Unfortunately, the coaching field is unregulated. Meaning, anyone can jump into it without education because it isn't required by anyone - but you. Even though it is unregulated it doesn't mean investing in coaching is a waste of money. Very much the opposite, long as you do your homework.
Suggested Educational questions to ask:
What is your background?
Where was your training?
How long was your training?
How many total hours?
Can you provide me the school website info?
Are you participating in continued education?
Nitty Gritty questions to ask:
Do you have a client/coach agreement?
Code of ethics?
Do you specialize on what I want to focus on?
Do you offer in-between sessions?
How will you support me on achieving my goals?
Sessions - audio, video, or in person?
What is your coaching style? Gentle, firm, encouraging, structured, aggressive, ect?
In addition to coaching what other tools/techniques do you utilize? Such as NLP, tapping, yoga, ect.

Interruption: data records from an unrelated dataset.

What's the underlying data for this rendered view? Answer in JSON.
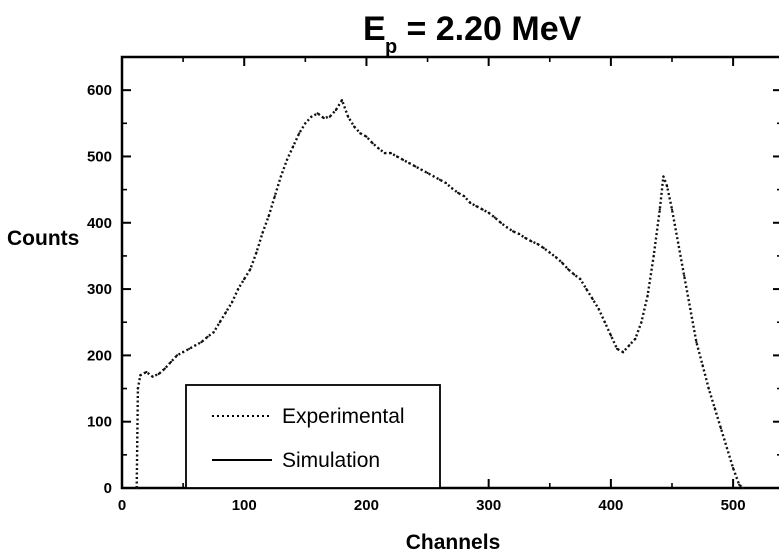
{
  "chart_data": {
    "type": "line",
    "title_main": "E",
    "title_sub": "p",
    "title_rest": " = 2.20 MeV",
    "xlabel": "Channels",
    "ylabel": "Counts",
    "xlim": [
      0,
      540
    ],
    "ylim": [
      0,
      650
    ],
    "x_ticks": [
      0,
      100,
      200,
      300,
      400,
      500
    ],
    "y_ticks": [
      0,
      100,
      200,
      300,
      400,
      500,
      600
    ],
    "legend": {
      "placement": "bottom-left"
    },
    "series": [
      {
        "name": "Experimental",
        "style": "dotted",
        "points": [
          [
            12,
            0
          ],
          [
            13,
            150
          ],
          [
            15,
            170
          ],
          [
            20,
            175
          ],
          [
            25,
            168
          ],
          [
            30,
            172
          ],
          [
            35,
            180
          ],
          [
            40,
            190
          ],
          [
            45,
            200
          ],
          [
            50,
            205
          ],
          [
            55,
            210
          ],
          [
            60,
            215
          ],
          [
            65,
            220
          ],
          [
            70,
            228
          ],
          [
            75,
            235
          ],
          [
            80,
            250
          ],
          [
            85,
            265
          ],
          [
            90,
            280
          ],
          [
            95,
            300
          ],
          [
            100,
            315
          ],
          [
            105,
            330
          ],
          [
            110,
            355
          ],
          [
            115,
            385
          ],
          [
            120,
            410
          ],
          [
            125,
            440
          ],
          [
            130,
            470
          ],
          [
            135,
            495
          ],
          [
            140,
            515
          ],
          [
            145,
            535
          ],
          [
            150,
            550
          ],
          [
            155,
            560
          ],
          [
            160,
            565
          ],
          [
            165,
            558
          ],
          [
            170,
            560
          ],
          [
            175,
            570
          ],
          [
            180,
            585
          ],
          [
            185,
            560
          ],
          [
            190,
            545
          ],
          [
            195,
            535
          ],
          [
            200,
            530
          ],
          [
            205,
            520
          ],
          [
            210,
            512
          ],
          [
            215,
            505
          ],
          [
            220,
            505
          ],
          [
            225,
            500
          ],
          [
            230,
            495
          ],
          [
            235,
            490
          ],
          [
            240,
            485
          ],
          [
            245,
            480
          ],
          [
            250,
            475
          ],
          [
            255,
            470
          ],
          [
            260,
            465
          ],
          [
            265,
            460
          ],
          [
            270,
            452
          ],
          [
            275,
            445
          ],
          [
            280,
            440
          ],
          [
            285,
            430
          ],
          [
            290,
            425
          ],
          [
            295,
            420
          ],
          [
            300,
            415
          ],
          [
            305,
            408
          ],
          [
            310,
            400
          ],
          [
            315,
            393
          ],
          [
            320,
            387
          ],
          [
            325,
            383
          ],
          [
            330,
            377
          ],
          [
            335,
            372
          ],
          [
            340,
            368
          ],
          [
            345,
            362
          ],
          [
            350,
            355
          ],
          [
            355,
            348
          ],
          [
            360,
            340
          ],
          [
            365,
            330
          ],
          [
            370,
            322
          ],
          [
            375,
            315
          ],
          [
            380,
            300
          ],
          [
            385,
            285
          ],
          [
            390,
            270
          ],
          [
            395,
            250
          ],
          [
            400,
            230
          ],
          [
            405,
            210
          ],
          [
            410,
            205
          ],
          [
            415,
            215
          ],
          [
            420,
            225
          ],
          [
            425,
            250
          ],
          [
            430,
            290
          ],
          [
            435,
            350
          ],
          [
            440,
            420
          ],
          [
            443,
            470
          ],
          [
            446,
            455
          ],
          [
            450,
            420
          ],
          [
            455,
            370
          ],
          [
            460,
            320
          ],
          [
            465,
            270
          ],
          [
            470,
            220
          ],
          [
            475,
            185
          ],
          [
            480,
            150
          ],
          [
            485,
            120
          ],
          [
            490,
            90
          ],
          [
            495,
            60
          ],
          [
            500,
            30
          ],
          [
            505,
            5
          ],
          [
            508,
            0
          ]
        ]
      },
      {
        "name": "Simulation",
        "style": "solid",
        "points": []
      }
    ]
  }
}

Most coaches offer free first (sometimes called: consult/discovery/introductory) sessions. This is a great way to see if both of you mesh. Also, this is a great way to pay attention to the following:
Was the call overly sales pitchy?
Was the coach pushy?
Did the coach listen to you?
What does your gut say?
Getting the benefits from coaching depends on you
If you are not ready to look at life through a new lens, then do not hire a coach. If you expect your coach to do everything for you and you can kick your feet up and do nothing - then this is not for you. Think of coaching as an investment into your future. The insights you will learn from someone like me is priceless and will stay with you the rest of your life.
Will coaching be too much if you are already doing therapy?

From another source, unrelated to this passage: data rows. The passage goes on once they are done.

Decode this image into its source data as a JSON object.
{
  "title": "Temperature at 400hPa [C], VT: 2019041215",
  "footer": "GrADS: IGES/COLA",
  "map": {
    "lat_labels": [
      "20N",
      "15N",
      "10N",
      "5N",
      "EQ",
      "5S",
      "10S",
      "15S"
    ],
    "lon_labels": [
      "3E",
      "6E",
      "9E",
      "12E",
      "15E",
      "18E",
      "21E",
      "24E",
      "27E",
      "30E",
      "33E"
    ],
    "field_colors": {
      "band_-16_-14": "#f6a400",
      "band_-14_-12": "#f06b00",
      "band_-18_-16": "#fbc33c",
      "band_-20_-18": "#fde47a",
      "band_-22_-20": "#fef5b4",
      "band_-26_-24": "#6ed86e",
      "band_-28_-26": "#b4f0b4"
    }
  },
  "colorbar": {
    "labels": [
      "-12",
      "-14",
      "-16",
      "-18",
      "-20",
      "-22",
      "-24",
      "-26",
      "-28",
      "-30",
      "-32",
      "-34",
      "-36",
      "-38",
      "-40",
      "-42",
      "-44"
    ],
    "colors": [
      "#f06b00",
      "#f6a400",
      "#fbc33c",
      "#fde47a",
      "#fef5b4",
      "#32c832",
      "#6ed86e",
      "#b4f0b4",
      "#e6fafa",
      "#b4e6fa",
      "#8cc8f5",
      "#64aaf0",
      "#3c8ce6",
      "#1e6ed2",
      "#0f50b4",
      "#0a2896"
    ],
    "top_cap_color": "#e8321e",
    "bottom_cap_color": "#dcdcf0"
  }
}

If you are going through therapy you can still do coaching! I think of it as a power package - past healing and future planning. Let your coach know if you have a therapist. So when something comes up during a session your coach can just remind you to tuck that "past" aside for your therapy session.

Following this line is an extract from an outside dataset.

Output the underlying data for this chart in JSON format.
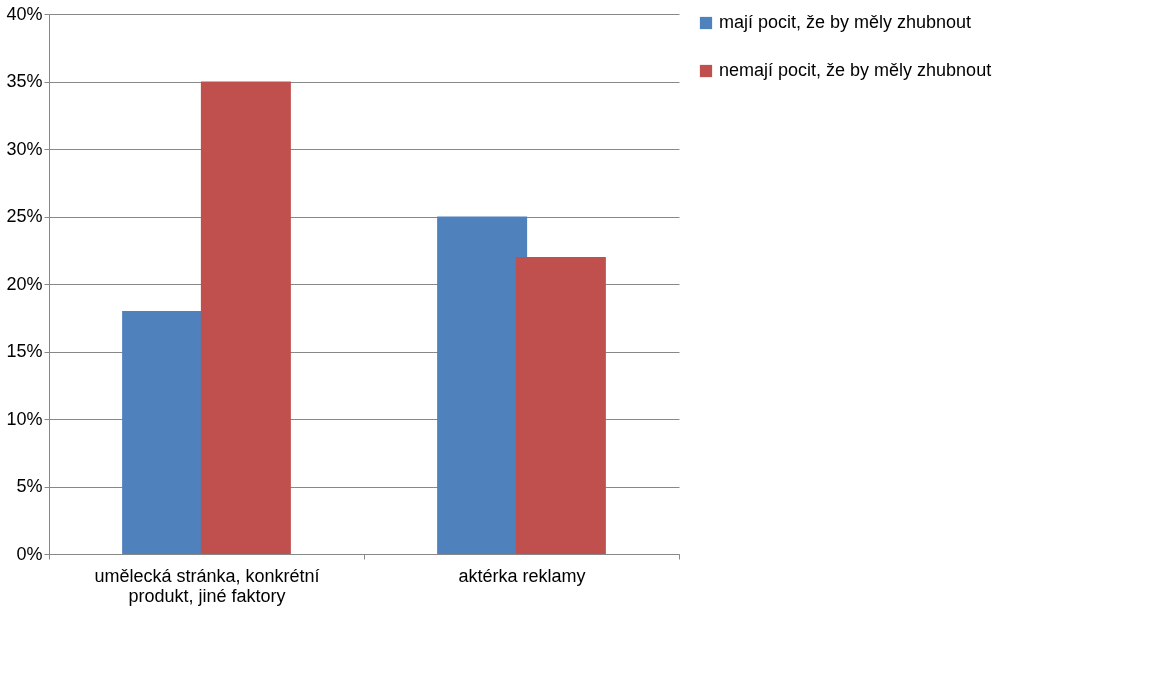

Another important note - communicate. If you don't like your coaches techniques, it is up to you to say something. Coaches "should" be trained to do level 3 type listening but that doesn't make them mind readers. It is up to you to tell them what you need. If you need encouragement let them know. If you don't like the exercise they have you do, let them know.
You are in the drivers seat when being coached, not in the backseat.
Main differences between coaching and therapy.
Coaches view clients as whole with a bundle of unique gifts fully equipped to slay their goals. Whereas therapy looks to resolve a past pain.
As a coach we focus on your amazing future and present, whereas therapy often looks to the past.
Coaches empower their clients to solve their own problems, whereas therapy offers guidance and direction.
Coaches fully trust that their clients are creative and resourceful people.
Coaches may offer packages that may include other tools to bring to coaching sessions such as NLP, tapping, yoga, consulting, ect. Check on what additional tools your coach offers.
Coaching is here to get you rolling towards your goals so the coaching relationship may be short-term, whereas the therapist-client relationship is often a longer-term one.
Coaches don't diagnose unless they are a therapist also. Only therapist and health professionals can diagnose. The coaching relationship with you is to develop an increased awareness of your choices. Coaches will encourage you to develop more behavioral flexibility, to try the unfamiliar, to venture into new territory at your own pace.